"Nous continuerons à faire monter la pression sur Téhéran" (Donald Trump)

©REUTERS

Le président américain annonce des sanctions "dures" visant le Guide suprême et plusieurs grands noms du régime iranien. Pour Donald Trump, il s'agit de représailles après la destruction d'un drone américain par l'Iran le 20 juin dernier.

Donald Trump a dit avoir signé un décret infligeant de nouvelles sanctions à l'Iran. L'ayatollah Ali Khamenei, guide suprême de la révolution iranienne, sera concerné, a précisé le président des Etats-Unis, qui a dit, dans un premier temps, avoir agi en représailles à la destruction d'un drone de l'US Navy par l'armée iranienne, jeudi dernier. Il a ensuite déclaré à la presse que les nouvelles sanctions auraient été imposées de toutes façons. 

Le Conseil de sécurité de l'Onu a lui appelé, dans une déclaration unanime approuvée par ses 15 membres, "au dialogue" et à des mesures pour mettre fin aux tensions dans le Golfe.

"Nous continuerons à faire monter la pression sur Téhéran", a affirmé le président Trump depuis le Bureau ovale, assurant que les sanctions pourraient rester en place pendant "des années".

Téhéran assure de son côté que le drone a violé son espace aérien, ce que Washington dément. Les Etats-Unis ont par ailleurs imputé l'attaque de deux pétroliers, le 13 juin dans le golfe d'Oman, à l'armée iranienne, qui nie, là aussi, toute implication.   

"L'armée américaine n'a rien à faire dans le Golfe", dit l'Iran

"Les actifs de l'ayatollah Khamenei et de son équipe ne seront pas épargnés par les sanctions."
Donald Trump
Président américain

Donald Trump n'a pas détaillé les nouvelles mesures prises à l'encontre du régime iranien. Il a toutefois précisé que "les sanctions contenues dans ce décret empêcheront le Guide suprême, son équipe et d'autres qui lui sont étroitement liés d'avoir accès à des ressources financières essentielles.

Le ministre iranien des Affaires étrangères, Mohammad Javad Zarif, est aussi dans le collimateur des Américains. Il sera sanctionné "plus tard cette semaine", a indiqué le secrétaire américain au Trésor Steven Mnuchin, soulignant que les Etats-Unis allaient geler des "milliards de dollars" d'actifs iraniens supplémentaires.

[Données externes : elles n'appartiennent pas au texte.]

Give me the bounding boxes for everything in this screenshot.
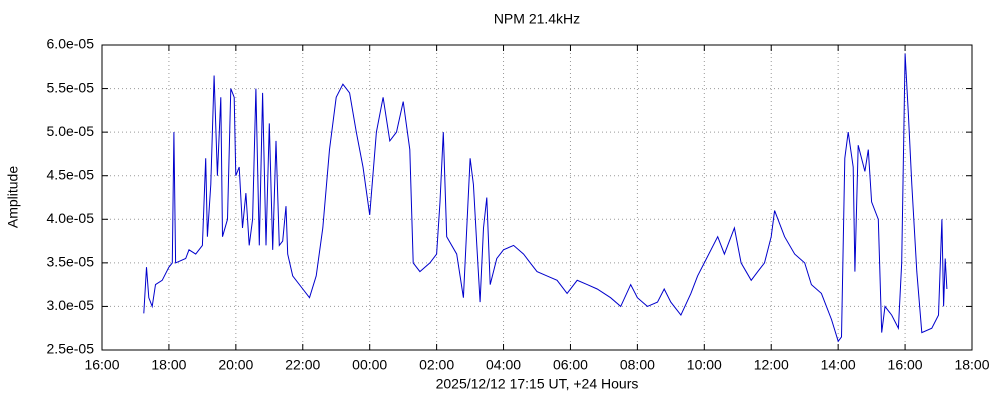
x-tick-label: 18:00 [954, 357, 989, 373]
x-tick-label: 18:00 [151, 357, 186, 373]
y-tick-label: 6.0e-05 [47, 36, 95, 52]
x-tick-label: 00:00 [352, 357, 387, 373]
y-tick-label: 5.5e-05 [47, 79, 95, 95]
y-tick-label: 4.5e-05 [47, 166, 95, 182]
y-axis-label: Amplitude [5, 166, 21, 228]
x-tick-label: 06:00 [553, 357, 588, 373]
x-tick-label: 16:00 [84, 357, 119, 373]
y-tick-label: 3.5e-05 [47, 254, 95, 270]
data-line [143, 53, 948, 343]
x-tick-label: 12:00 [754, 357, 789, 373]
chart-title: NPM 21.4kHz [494, 11, 580, 27]
x-tick-label: 08:00 [620, 357, 655, 373]
x-tick-label: 22:00 [285, 357, 320, 373]
x-tick-label: 20:00 [218, 357, 253, 373]
plot-frame [101, 44, 973, 351]
y-tick-label: 3.0e-05 [47, 297, 95, 313]
y-tick-label: 5.0e-05 [47, 123, 95, 139]
x-tick-label: 14:00 [821, 357, 856, 373]
y-tick-label: 4.0e-05 [47, 210, 95, 226]
x-tick-label: 04:00 [486, 357, 521, 373]
x-tick-label: 02:00 [419, 357, 454, 373]
x-axis-label: 2025/12/12 17:15 UT, +24 Hours [436, 376, 639, 392]
x-tick-label: 16:00 [888, 357, 923, 373]
x-tick-label: 10:00 [687, 357, 722, 373]
y-tick-label: 2.5e-05 [47, 341, 95, 357]
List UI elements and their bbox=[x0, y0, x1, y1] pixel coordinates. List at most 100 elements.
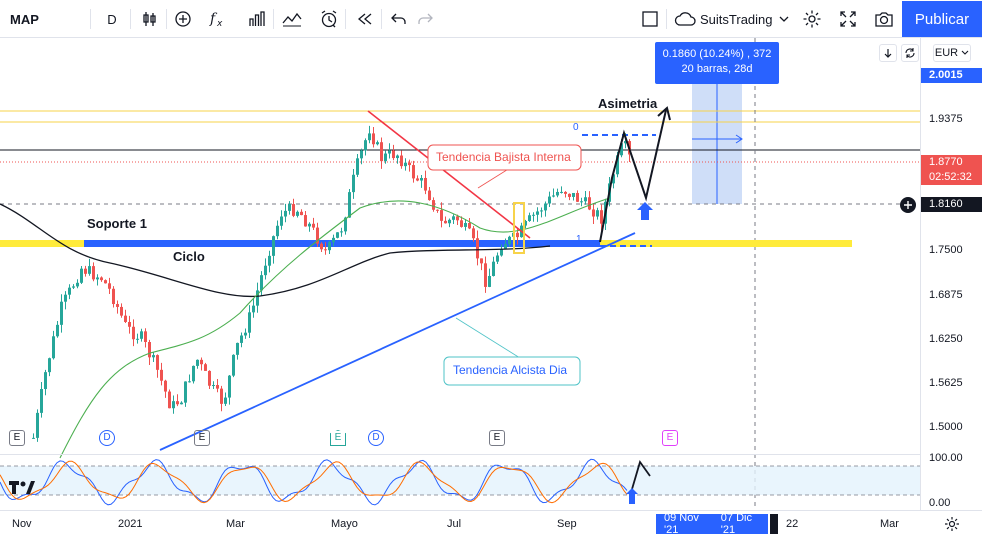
candle-body bbox=[156, 355, 159, 370]
candle-body bbox=[616, 155, 619, 175]
layout-icon[interactable] bbox=[638, 0, 662, 38]
candle-body bbox=[56, 324, 59, 337]
candle-body bbox=[428, 190, 431, 201]
earnings-marker[interactable]: E bbox=[662, 430, 678, 446]
candle-body bbox=[556, 191, 559, 196]
candle-body bbox=[32, 437, 35, 439]
candle-body bbox=[568, 193, 571, 197]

Huit hauts gradés des Gardiens de la Révolution seront également sanctionnés.  

Le ministre des Affaires étrangères iranien a réagi dans un tweet, sans faire explicitement référence aux sanctions. Mohammad Javad Zarif a estimé que Donald Trump "a raison à 100% sur le fait que l'armée américaine n'a rien à faire dans le golfe Persique."  

Pour le ministre Zarif, "il est maintenant clair que la [bande à Bolton] ne se préoccupe pas des intérêts américains (...) "Ils méprisent la diplomatie et ont soif de guerre", écrit-il sur Twitter. Le chef de la diplomatie iranienne use du terme "B team" en anglais pour qualifier l'équipe formée selon lui par le conseiller à la sécurité nationale américaine John Bolton, le Premier ministre israélien Benyamin Netanyahu ainsi que les prince héritier saoudien, Mohammed ben Salmane et son homologue d'Abou Dhabi, Mohammad ben Zayed, tous partisans d'une ligne dure contre l'Iran. Il accuse en outre les quatre hommes d'être les éminences grises soufflant à Donald Trump ses décisions vis-à-vis de l'Iran.

Risque d'embrasement 

Washington et Téhéran, qui n'ont plus de relations diplomatiques depuis 1980, sont engagés dans un nouvel accès de fièvre qui fait craindre un embrasement. Donald Trump a dit avoir annulé in extremis des frappes de représailles, prévues vendredi, contre des cibles iraniennes. Alliée de l'Iran, la Russie avait qualifié les nouvelles sanctions d'"illégales". 

Le président français Emmanuel Macron a lui annoncé qu'il rencontrerait "en aparté" Donald Trump pour évoquer le dossier iranien en marge du sommet G20 en fin de semaine au Japon.

Dans un communiqué commun, au moment où le secrétaire d'Etat américain Mike Pompeo effectue une visite aux Emirats et en Arabie saoudite, deux alliés de Washington et grands rivaux de Téhéran, l'Arabie saoudite et les Emirats arabes unis ont exhorté à trouver des "solutions diplomatiques" pour faire baisser les tensions actuelles. De son côté, le Premier ministre israélien Benjamin Netanyahu a martelé que son pays, ennemi juré de l'Iran, ferait tout pour l'empêcher d'obtenir la bombe atomique.